I wonder if both sides might be wrong.  Might the focus on constitutional authority, particularly the second measure, work to popularize constitutionalism in the way some, like Larry Kramer of Stanford, have argued it was always meant to be.  If so, one might wonder whether the Republicans should be careful what they wish for.

I see three pressures potentially at work here.  First, forcing Congress to address the issue of constitutional authority, which it often purposefully leaves to the courts, may lead people to think about constitutionalism differently.  For one thing, they’ll have to wrestle with what the Constitution means in a much wider and diverse set of circumstances than they do now.  For most people, I think, constitutional theory appears not to matter much beyond the set of high-profile issues that power popular politics at a particular time, like abortion, health care reform, and same-sex marriage seem to now.

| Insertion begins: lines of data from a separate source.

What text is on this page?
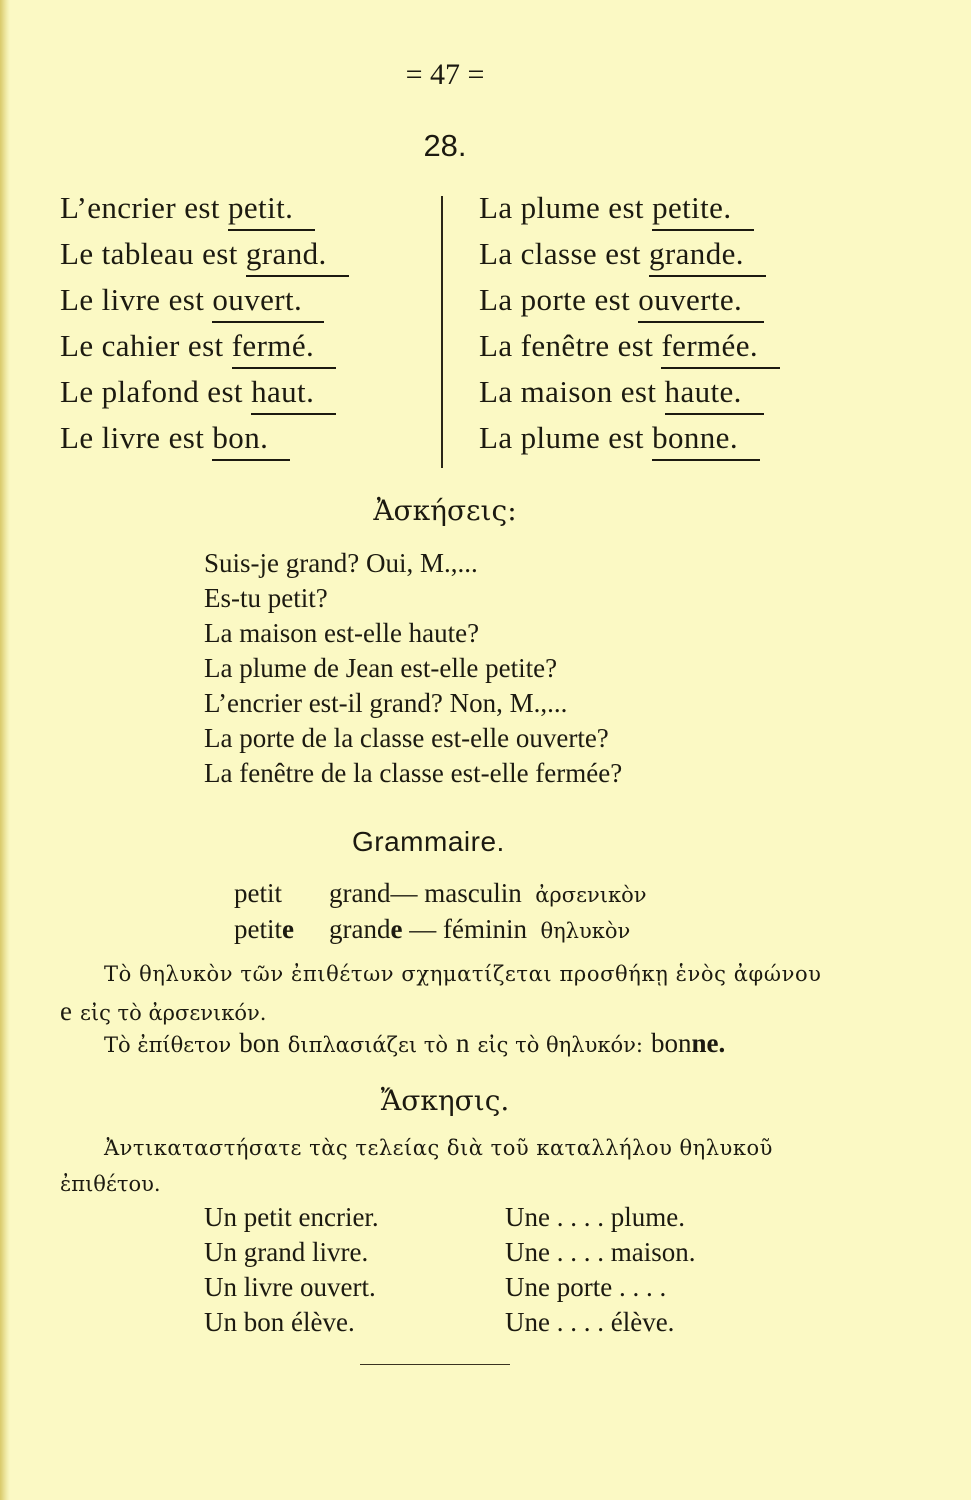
= 47 =
28.
L’encrier est petit.
Le tableau est grand.
Le livre est ouvert.
Le cahier est fermé.
Le plafond est haut.
Le livre est bon.
La plume est petite.
La classe est grande.
La porte est ouverte.
La fenêtre est fermée.
La maison est haute.
La plume est bonne.
Ἀσκήσεις:
Suis-je grand? Oui, M.,...
Es-tu petit?
La maison est-elle haute?
La plume de Jean est-elle petite?
L’encrier est-il grand? Non, M.,...
La porte de la classe est-elle ouverte?
La fenêtre de la classe est-elle fermée?
Grammaire.
petit grand— masculin ἀρσενικὸν
petite grande — féminin θηλυκὸν
Τὸ θηλυκὸν τῶν ἐπιθέτων σχηματίζεται προσθήκῃ ἑνὸς ἀφώνου
e εἰς τὸ ἀρσενικόν.
Τὸ ἐπίθετον bon διπλασιάζει τὸ n εἰς τὸ θηλυκόν: bonne.
Ἄσκησις.
Ἀντικαταστήσατε τὰς τελείας διὰ τοῦ καταλλήλου θηλυκοῦ
ἐπιθέτου.
Un petit encrier.
Un grand livre.
Un livre ouvert.
Un bon élève.
Une . . . . plume.
Une . . . . maison.
Une porte . . . .
Une . . . . élève.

The required statement of constitutional authority might, in a sense, work to normalize constitutional thinking by forcing it to be brought to bear and argued over in every piece of legislation.  If people come to see an interpretive commitment they make in one area restricting the political choices available to them in another, they might think differently about it.  How will someone who dislikes both health care reform’s individual mandate and illicit drug use view Congress’s power under the Commerce Clause?  While it is possible to argue that the Commerce Clause does not allow Congress to penalize people who don’t purchase insurance but allows it to criminalize the possession of drugs produced and sold within a single state, which the state itself might even allow the use of, it isn’t easy.  These sorts of tensions may cause people to have a less philosophical (read “ideological”) and more results-oriented view of constitutional interpretation.  That’s hardly a result one suspects the changes’ proponents intend.

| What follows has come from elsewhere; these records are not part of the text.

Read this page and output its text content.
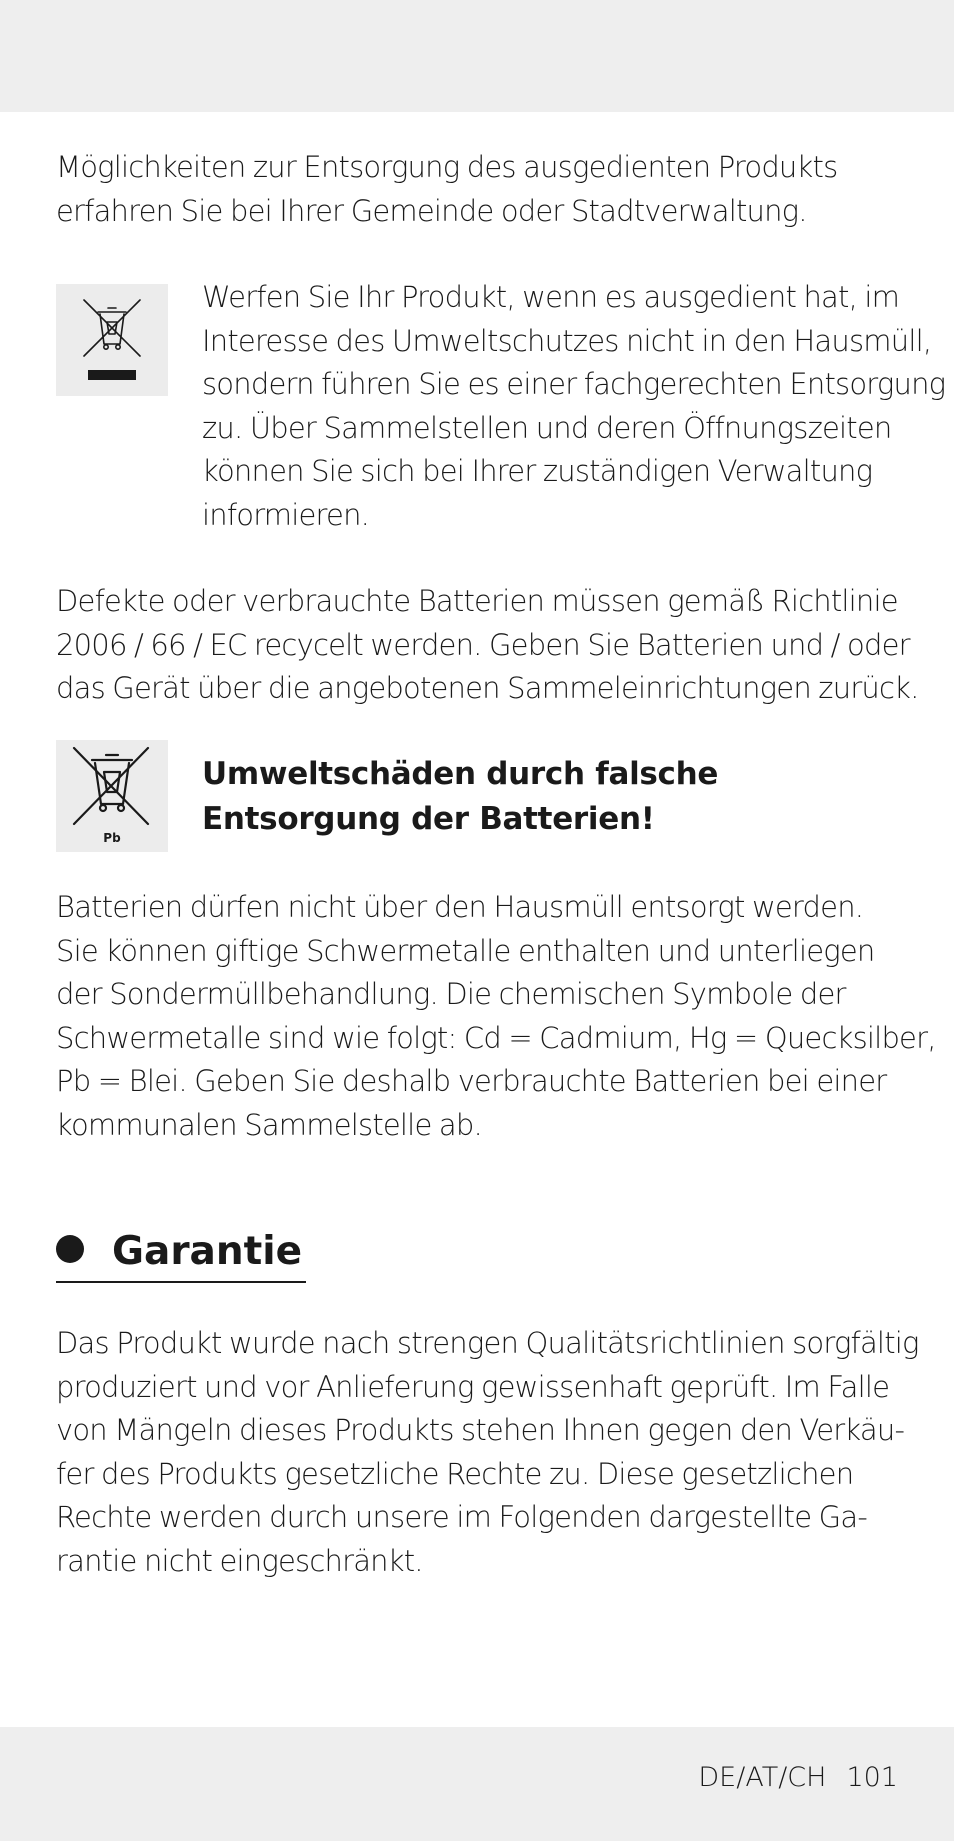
Möglichkeiten zur Entsorgung des ausgedienten Produkts
erfahren Sie bei Ihrer Gemeinde oder Stadtverwaltung.

Werfen Sie Ihr Produkt, wenn es ausgedient hat, im
Interesse des Umweltschutzes nicht in den Hausmüll,
sondern führen Sie es einer fachgerechten Entsorgung
zu. Über Sammelstellen und deren Öffnungszeiten
können Sie sich bei Ihrer zuständigen Verwaltung
informieren.

Defekte oder verbrauchte Batterien müssen gemäß Richtlinie
2006 / 66 / EC recycelt werden. Geben Sie Batterien und / oder
das Gerät über die angebotenen Sammeleinrichtungen zurück.

Pb

Umweltschäden durch falsche
Entsorgung der Batterien!

Batterien dürfen nicht über den Hausmüll entsorgt werden.
Sie können giftige Schwermetalle enthalten und unterliegen
der Sondermüllbehandlung. Die chemischen Symbole der
Schwermetalle sind wie folgt: Cd = Cadmium, Hg = Quecksilber,
Pb = Blei. Geben Sie deshalb verbrauchte Batterien bei einer
kommunalen Sammelstelle ab.

Garantie

Das Produkt wurde nach strengen Qualitätsrichtlinien sorgfältig
produziert und vor Anlieferung gewissenhaft geprüft. Im Falle
von Mängeln dieses Produkts stehen Ihnen gegen den Verkäu-
fer des Produkts gesetzliche Rechte zu. Diese gesetzlichen
Rechte werden durch unsere im Folgenden dargestellte Ga-
rantie nicht eingeschränkt.

DE/AT/CH 101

Second, if the subject of constitutional authorization is forced routinely on the table, surely others will quickly put constitutional prohibitions there too.  In other words, if politicians must make arguments why some part of the Constitution grants Congress the power to do something, why won’t others introduce into the Congressional Record statements indicating why other parts, like the First or Fourteenth Amendments, bar it.  After all, it’s not that hard to put something into the Congressional Record.  If the proponents hope that forcing discussion of constitutional authorizations will reinvigorate thinking about the Commerce and Necessary and Proper Clauses, wouldn’t encouraging discussion of constitutional prohibitions similarly reinvigorate the Constitution’s prohibitory provisions?  If so, that would have a quite different spin.  Except in a few areas, like Takings and Second Amendment law, the prohibitory provisions have a largely liberal cast.

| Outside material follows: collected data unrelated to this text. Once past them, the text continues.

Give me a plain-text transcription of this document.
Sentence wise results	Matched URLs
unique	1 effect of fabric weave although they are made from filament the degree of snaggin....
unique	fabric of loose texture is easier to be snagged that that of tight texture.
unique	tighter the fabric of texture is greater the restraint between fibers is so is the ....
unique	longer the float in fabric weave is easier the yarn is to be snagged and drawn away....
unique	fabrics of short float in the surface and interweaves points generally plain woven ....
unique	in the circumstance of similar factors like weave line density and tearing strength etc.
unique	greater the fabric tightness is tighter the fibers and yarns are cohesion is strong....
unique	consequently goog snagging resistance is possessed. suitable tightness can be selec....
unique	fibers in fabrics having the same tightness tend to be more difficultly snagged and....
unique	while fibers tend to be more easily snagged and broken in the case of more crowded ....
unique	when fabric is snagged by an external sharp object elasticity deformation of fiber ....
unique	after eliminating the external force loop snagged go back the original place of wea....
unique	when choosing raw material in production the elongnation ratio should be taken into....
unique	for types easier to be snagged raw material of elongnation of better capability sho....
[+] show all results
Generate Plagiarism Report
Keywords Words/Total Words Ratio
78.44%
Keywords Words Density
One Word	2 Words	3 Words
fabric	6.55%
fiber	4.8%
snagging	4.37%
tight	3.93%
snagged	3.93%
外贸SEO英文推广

Third, might requiring constitutional authorization statements further subordinate constitutionalism to politics?  Take the example of the increasing federalization of criminal law, decried by some conservatives, like former Chief Justice Rehnquist, and liberals alike.  Carjacking, so far as I know, is largely a “local” crime.  Congress criminalized it, like many other things, not because it represented a national problem that states could not effectively handle but because criminalizing it furthered the interests of individual federal politicians.  Carjackers form a very small political constituency, while those fearing crime and wanting to “get tough” on it vote in large numbers.  Making carjacking a federal crime thus let federal politicians take credit with many voters for being tough while alienating very few.  But many think that making carjacking a federal crime is unnecessary or, worse yet, stupid.

What effect would requiring a statement as to why the Constitution authorizes carjacking legislation have?  It could, of course, lead the proponents to have second thoughts.  That wouldn’t be a bad outcome.  It could also, however, lead those behind the measure to argue that the Commerce Clause authorizes Congress under one theory or another to regulate local crimes.  It all depends on whether you think people in Congress are more concerned about constitutional theory or reelection.  ‘Nuff said.

This type of political pressure seems, moreover, to work in only one direction—ratcheting up Congress’s power to regulate traditional local activity.  If reelection votes are to be reaped by taking positions that require expanding Congress’s power, constitutional authorization statements will push ever further in that direction.  Not only will political incentives lead Congress to adopt expansive theories but it will be doing so in contexts where the people want it to take action.  Far from reining in an errant  institution, in other words, the constitutional authorization statement could push Congress and voters to see how expansive powers are necessary for them to get what they want—reelection, on the one hand, and strong-seeming laws against crime, on the other.  That’s probably not what House Republicans intended.